Стабилизация предполагала всяческую меру, рачительный хозяйственный учет, собирание разбросанных камней, искусство обживать и украшать действительность, умножая в ней честную радость труда, довольство, уют, чтобы не сказать благоденствие. В этой жизни (более — литературной, менее — «действительной»), по словам Венедикта Ерофеева, по другому поводу грустно переиначившего классика, не всегда есть место подвигу: отгорели революционные костры, отбушевали блоковские и пильняковские вьюги и метели. Но зато в ней всегда есть место для жизни: медленного, счастливого и не очень сосуществования людей с их любовью и невзгодами, с их женами, мужьями и детьми, болезнями и скромными радостями, которые никогда не бывают случайными, но неизменно завоевываются трудом и терпением. Здесь открывается простор для небезынтересных аналогий с некоторыми ходами русской мысли начала XX века. Так, П. Флоренский писал в своей главной книге: «И мощь, и трудность службы — не в фейерверочно вспыхивающем подвиге минуты, а в неизменно теплящемся терпении жизни. Это — тихое пламя елея, а не взрыв газа. Героизм всегда лишь украшение, он непременно имеет свою законную долю рисовки… Героическое расточает, а не собирает, оно всегда живет за счет другого, питается соками, добытыми житейскостью». Розанова пришлось бы цитировать бесконечно.
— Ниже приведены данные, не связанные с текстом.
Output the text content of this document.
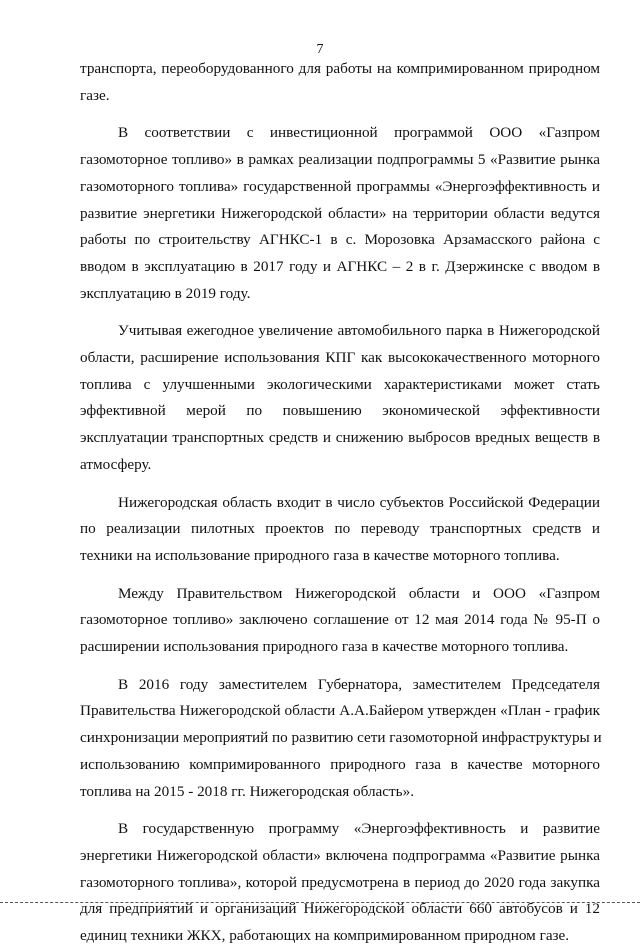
7
транспорта, переоборудованного для работы на компримированном природном
газе.
В соответствии с инвестиционной программой ООО «Газпром
газомоторное топливо» в рамках реализации подпрограммы 5 «Развитие рынка
газомоторного топлива» государственной программы «Энергоэффективность и
развитие энергетики Нижегородской области» на территории области ведутся
работы по строительству АГНКС-1 в с. Морозовка Арзамасского района с
вводом в эксплуатацию в 2017 году и АГНКС – 2 в г. Дзержинске с вводом в
эксплуатацию в 2019 году.
Учитывая ежегодное увеличение автомобильного парка в Нижегородской
области, расширение использования КПГ как высококачественного моторного
топлива с улучшенными экологическими характеристиками может стать
эффективной мерой по повышению экономической эффективности
эксплуатации транспортных средств и снижению выбросов вредных веществ в
атмосферу.
Нижегородская область входит в число субъектов Российской Федерации
по реализации пилотных проектов по переводу транспортных средств и
техники на использование природного газа в качестве моторного топлива.
Между Правительством Нижегородской области и ООО «Газпром
газомоторное топливо» заключено соглашение от 12 мая 2014 года № 95-П о
расширении использования природного газа в качестве моторного топлива.
В 2016 году заместителем Губернатора, заместителем Председателя
Правительства Нижегородской области А.А.Байером утвержден «План - график
синхронизации мероприятий по развитию сети газомоторной инфраструктуры и
использованию компримированного природного газа в качестве моторного
топлива на 2015 - 2018 гг. Нижегородская область».
В государственную программу «Энергоэффективность и развитие
энергетики Нижегородской области» включена подпрограмма «Развитие рынка
газомоторного топлива», которой предусмотрена в период до 2020 года закупка
для предприятий и организаций Нижегородской области 660 автобусов и 12
единиц техники ЖКХ, работающих на компримированном природном газе.
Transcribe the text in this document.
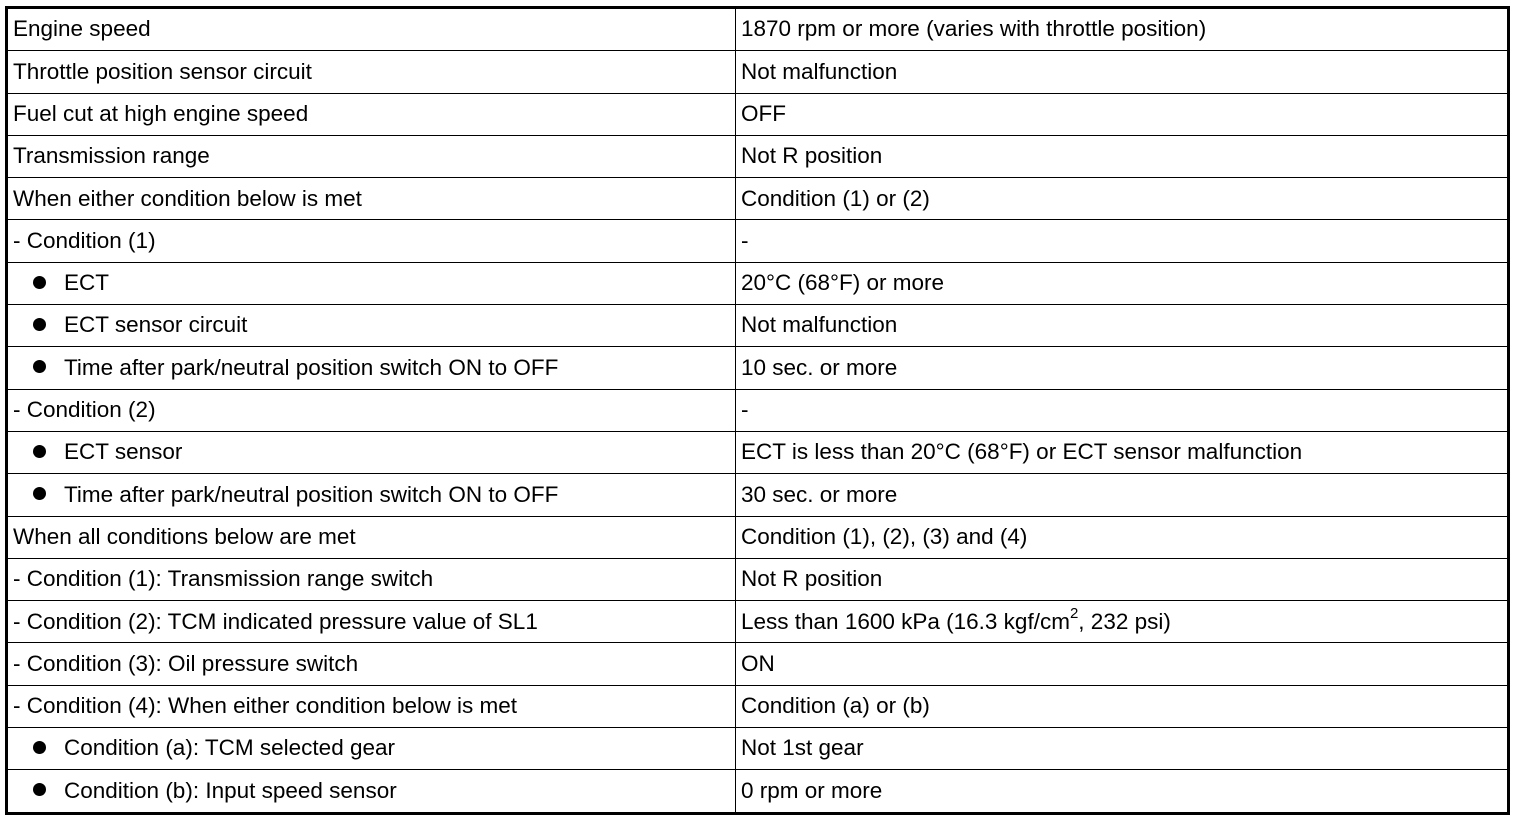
Engine speed	1870 rpm or more (varies with throttle position)
Throttle position sensor circuit	Not malfunction
Fuel cut at high engine speed	OFF
Transmission range	Not R position
When either condition below is met	Condition (1) or (2)
- Condition (1)	-
ECT	20°C (68°F) or more
ECT sensor circuit	Not malfunction
Time after park/neutral position switch ON to OFF	10 sec. or more
- Condition (2)	-
ECT sensor	ECT is less than 20°C (68°F) or ECT sensor malfunction
Time after park/neutral position switch ON to OFF	30 sec. or more
When all conditions below are met	Condition (1), (2), (3) and (4)
- Condition (1): Transmission range switch	Not R position
- Condition (2): TCM indicated pressure value of SL1	Less than 1600 kPa (16.3 kgf/$cm^2$, 232 psi)
- Condition (3): Oil pressure switch	ON
- Condition (4): When either condition below is met	Condition (a) or (b)
Condition (a): TCM selected gear	Not 1st gear
Condition (b): Input speed sensor	0 rpm or more
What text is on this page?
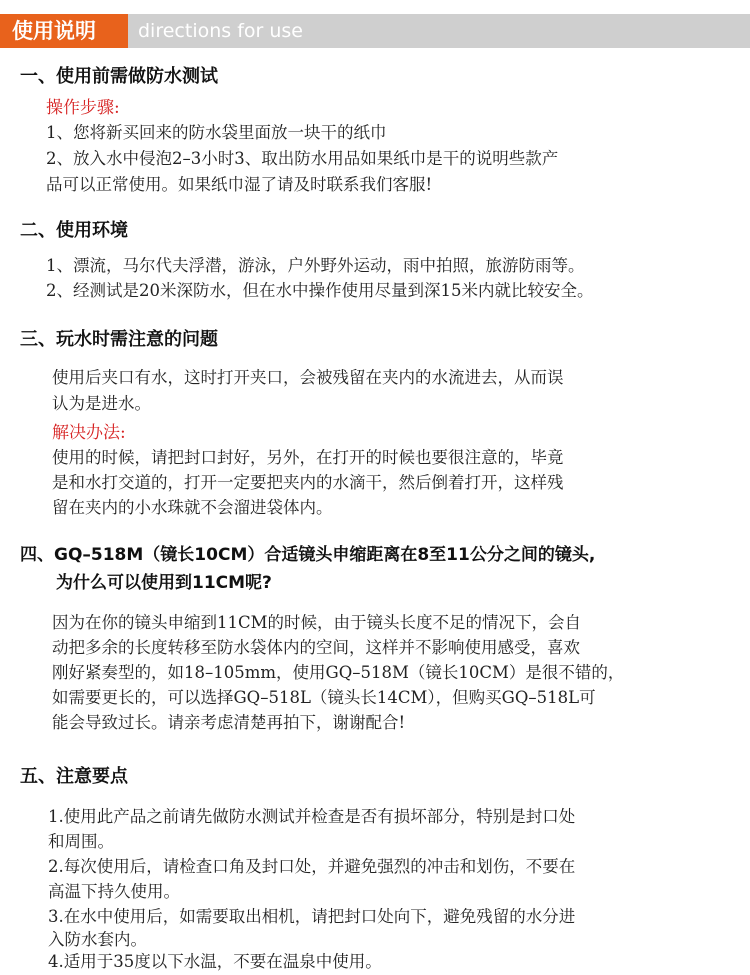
使用说明	directions for use
一、使用前需做防水测试
操作步骤:
1、您将新买回来的防水袋里面放一块干的纸巾
2、放入水中侵泡2–3小时3、取出防水用品如果纸巾是干的说明些款产
品可以正常使用。如果纸巾湿了请及时联系我们客服!
二、使用环境
1、漂流，马尔代夫浮潜，游泳，户外野外运动，雨中拍照，旅游防雨等。
2、经测试是20米深防水，但在水中操作使用尽量到深15米内就比较安全。
三、玩水时需注意的问题
使用后夹口有水，这时打开夹口，会被残留在夹内的水流进去，从而误
认为是进水。
解决办法:
使用的时候，请把封口封好，另外，在打开的时候也要很注意的，毕竟
是和水打交道的，打开一定要把夹内的水滴干，然后倒着打开，这样残
留在夹内的小水珠就不会溜进袋体内。
四、GQ–518M（镜长10CM）合适镜头申缩距离在8至11公分之间的镜头,
为什么可以使用到11CM呢?
因为在你的镜头申缩到11CM的时候，由于镜头长度不足的情况下，会自
动把多余的长度转移至防水袋体内的空间，这样并不影响使用感受，喜欢
刚好紧奏型的，如18–105mm，使用GQ–518M（镜长10CM）是很不错的，
如需要更长的，可以选择GQ–518L（镜头长14CM），但购买GQ–518L可
能会导致过长。请亲考虑清楚再拍下，谢谢配合!
五、注意要点
1.使用此产品之前请先做防水测试并检查是否有损坏部分，特别是封口处
和周围。
2.每次使用后，请检查口角及封口处，并避免强烈的冲击和划伤，不要在
高温下持久使用。
3.在水中使用后，如需要取出相机，请把封口处向下，避免残留的水分进
入防水套内。
4.适用于35度以下水温，不要在温泉中使用。
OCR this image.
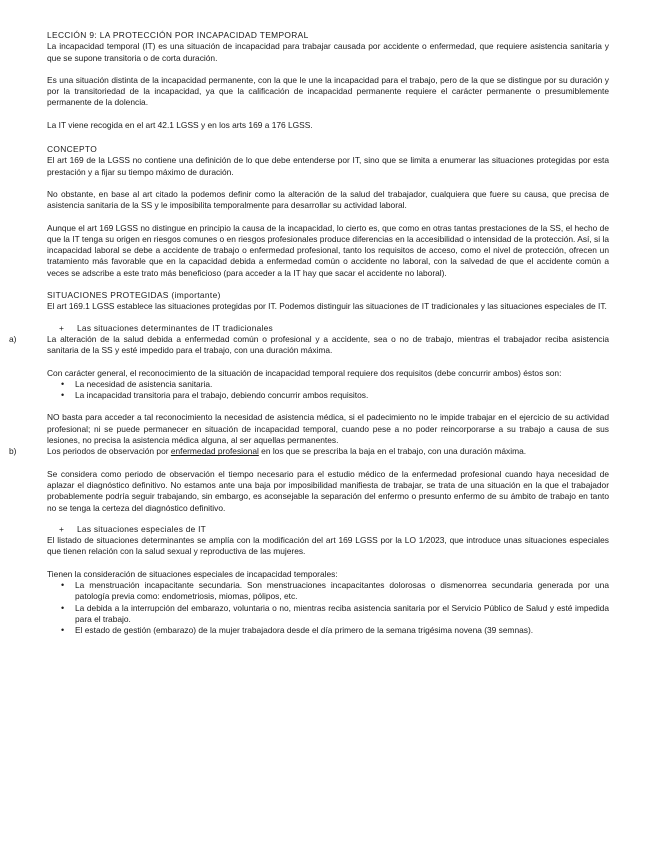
LECCIÓN 9: LA PROTECCIÓN POR INCAPACIDAD TEMPORAL

La incapacidad temporal (IT) es una situación de incapacidad para trabajar causada por accidente o enfermedad, que requiere asistencia sanitaria y que se supone transitoria o de corta duración.

Es una situación distinta de la incapacidad permanente, con la que le une la incapacidad para el trabajo, pero de la que se distingue por su duración y por la transitoriedad de la incapacidad, ya que la calificación de incapacidad permanente requiere el carácter permanente o presumiblemente permanente de la dolencia.

La IT viene recogida en el art 42.1 LGSS y en los arts 169 a 176 LGSS.

CONCEPTO

El art 169 de la LGSS no contiene una definición de lo que debe entenderse por IT, sino que se limita a enumerar las situaciones protegidas por esta prestación y a fijar su tiempo máximo de duración.

No obstante, en base al art citado la podemos definir como la alteración de la salud del trabajador, cualquiera que fuere su causa, que precisa de asistencia sanitaria de la SS y le imposibilita temporalmente para desarrollar su actividad laboral.

Aunque el art 169 LGSS no distingue en principio la causa de la incapacidad, lo cierto es, que como en otras tantas prestaciones de la SS, el hecho de que la IT tenga su origen en riesgos comunes o en riesgos profesionales produce diferencias en la accesibilidad o intensidad de la protección. Así, si la incapacidad laboral se debe a accidente de trabajo o enfermedad profesional, tanto los requisitos de acceso, como el nivel de protección, ofrecen un tratamiento más favorable que en la capacidad debida a enfermedad común o accidente no laboral, con la salvedad de que el accidente común a veces se adscribe a este trato más beneficioso (para acceder a la IT hay que sacar el accidente no laboral).

SITUACIONES PROTEGIDAS (importante)

El art 169.1 LGSS establece las situaciones protegidas por IT. Podemos distinguir las situaciones de IT tradicionales y las situaciones especiales de IT.

+ Las situaciones determinantes de IT tradicionales
a)	La alteración de la salud debida a enfermedad común o profesional y a accidente, sea o no de trabajo, mientras el trabajador reciba asistencia sanitaria de la SS y esté impedido para el trabajo, con una duración máxima.

Con carácter general, el reconocimiento de la situación de incapacidad temporal requiere dos requisitos (debe concurrir ambos) éstos son:

• La necesidad de asistencia sanitaria.
• La incapacidad transitoria para el trabajo, debiendo concurrir ambos requisitos.

NO basta para acceder a tal reconocimiento la necesidad de asistencia médica, si el padecimiento no le impide trabajar en el ejercicio de su actividad profesional; ni se puede permanecer en situación de incapacidad temporal, cuando pese a no poder reincorporarse a su trabajo a causa de sus lesiones, no precisa la asistencia médica alguna, al ser aquellas permanentes.

b)	Los periodos de observación por enfermedad profesional en los que se prescriba la baja en el trabajo, con una duración máxima.

Se considera como periodo de observación el tiempo necesario para el estudio médico de la enfermedad profesional cuando haya necesidad de aplazar el diagnóstico definitivo. No estamos ante una baja por imposibilidad manifiesta de trabajar, se trata de una situación en la que el trabajador probablemente podría seguir trabajando, sin embargo, es aconsejable la separación del enfermo o presunto enfermo de su ámbito de trabajo en tanto no se tenga la certeza del diagnóstico definitivo.

+ Las situaciones especiales de IT

El listado de situaciones determinantes se amplía con la modificación del art 169 LGSS por la LO 1/2023, que introduce unas situaciones especiales que tienen relación con la salud sexual y reproductiva de las mujeres.

Tienen la consideración de situaciones especiales de incapacidad temporales:

• La menstruación incapacitante secundaria. Son menstruaciones incapacitantes dolorosas o dismenorrea secundaria generada por una patología previa como: endometriosis, miomas, pólipos, etc.
• La debida a la interrupción del embarazo, voluntaria o no, mientras reciba asistencia sanitaria por el Servicio Público de Salud y esté impedida para el trabajo.
• El estado de gestión (embarazo) de la mujer trabajadora desde el día primero de la semana trigésima novena (39 semnas).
На страницах типических сочинений эпохи («Два капитана» Каверина, «Дикая собака Динго» Р. Фраермана, «Степан Кольчугин» В. Гроссмана, «Наши знакомые» Ю. Германа, «Машенька» А. Афиногенова, «Повесть о детстве» М. Штительмана) жизнь вступила в успешную тяжбу с небытием и аскезой, отбирая у них все новые территории — терпение, любовь, внимание к быту с его скрашивающими бытие мелочами, медленное, тихое притирание людей друг к другу взамен обоюдного уничтожения. Выяснилось, что любить умеют не только крестьянки, но и рабочие, и даже крупные советские коммунисты-хозяйственники, как то следовало из опубликованных в бухаринских «Известиях» анонимных «Писем к жене» (18 июля 1934 года): настроения этого рода проникали в самое сердце официального — в советскую печать. В редакционной преамбуле к «Письмам» отмечались их предельная искренность, теплота, содержательность, раскрывающие образ живого человека наших дней — коммуниста, директора, общественника. «Любимая наша! Солнышко мое!.. Все-таки в какое захватывающее время мы живем и работаем!» Директор писал о работе по благоустройству быта своих подчиненных — теперь в клубе ИТР уютно: крытая терраса, есть буфет с чаем, кофе, пирожками и сластями, на столах белые скатерти. Музыкальные номера любители устраивают каждый вечер. И как результат заботы о человеке — план выполнен досрочно, а июнь так вообще удалось выполнить на 123 процента. Директор также писал жене (в самом деле вырисовывается образ симпатичного, живого, отчаянно трудоспособного человека), что он ее очень любит и скучает, сильно занят, а в краткие часы отдыха позволяет себе почитать Диккенса, Льва Толстого, Ромена Роллана.